Universities like PhDs
It was not always so, but these days, universities mostly require teachers to have PhDs (doctorate).
This reflects the dual assumptions that a PhD qualifies someone to teach their subject and that not having one disqualifies them. This is pure fallacy, both the knowledge and the teaching parts.

Completing a PhD is not the only way to learn something. Sometimes, it’s the worst way. Lots of people without PhDs are even more knowledgeable than those having them.
Also, a PhD is not a teaching qualification. By the time PhD graduates become lecturers, most have never had any teaching experience. Not surprisingly, many PhD gradates can’t teach at all. Everyone who’s ever done time in university knows the commonest type of lecturer; they deliver excruciating, confusing presentations that communicate nothing and waste students’ time.
Even if a PhD were a teaching qualification, such qualifications still don’t demonstrate teaching ability. All your worst teachers at school had teaching qualifications. This is because no teaching qualifications means anything anyway. Teaching ability is a personal characteristic not gained from study.
Only cooks can teach cooking, only photographers can teach photography, only carpenters can teach carpentry, and so on.
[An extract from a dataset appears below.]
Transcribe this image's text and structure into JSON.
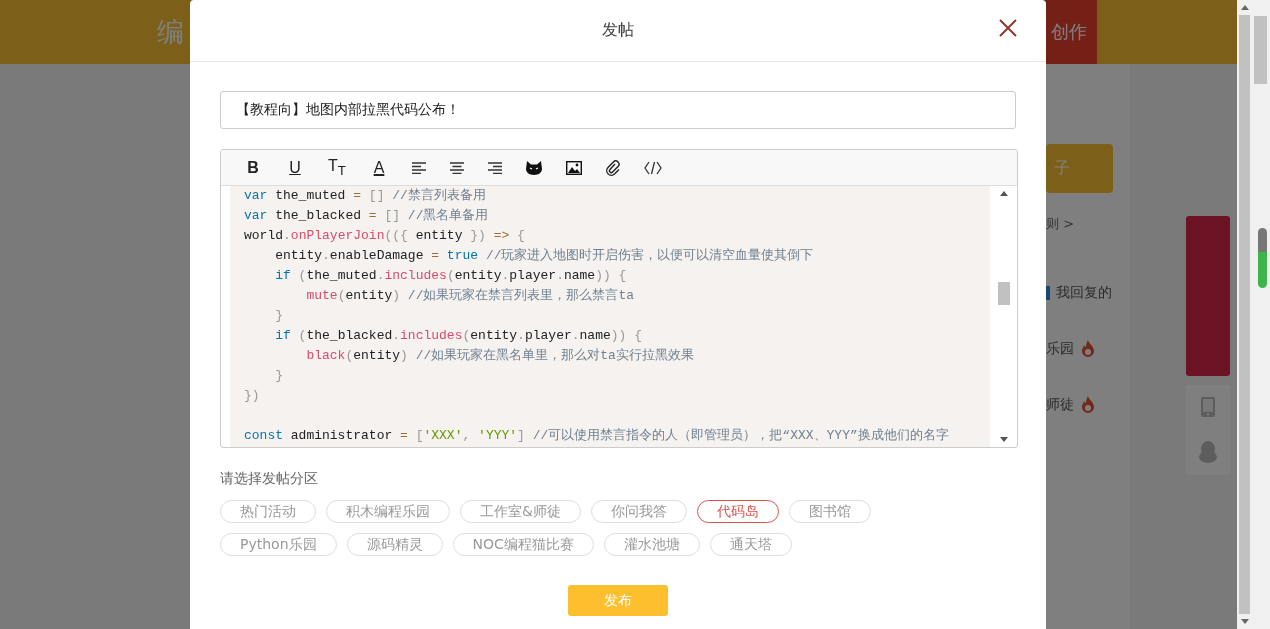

Therefore, it’s safe to say that only writers can teach writing.
Having a PhD in writing doesn’t make one a writer, just as having a PhD in music- or art-theory doesn’t make one a musician or artist. Would you rather learn painting from an experienced painter or from an art-theorist who’s never held a brush?
Very few writers have or need PhDs. Most consider them a waste of time because they’d rather be writing.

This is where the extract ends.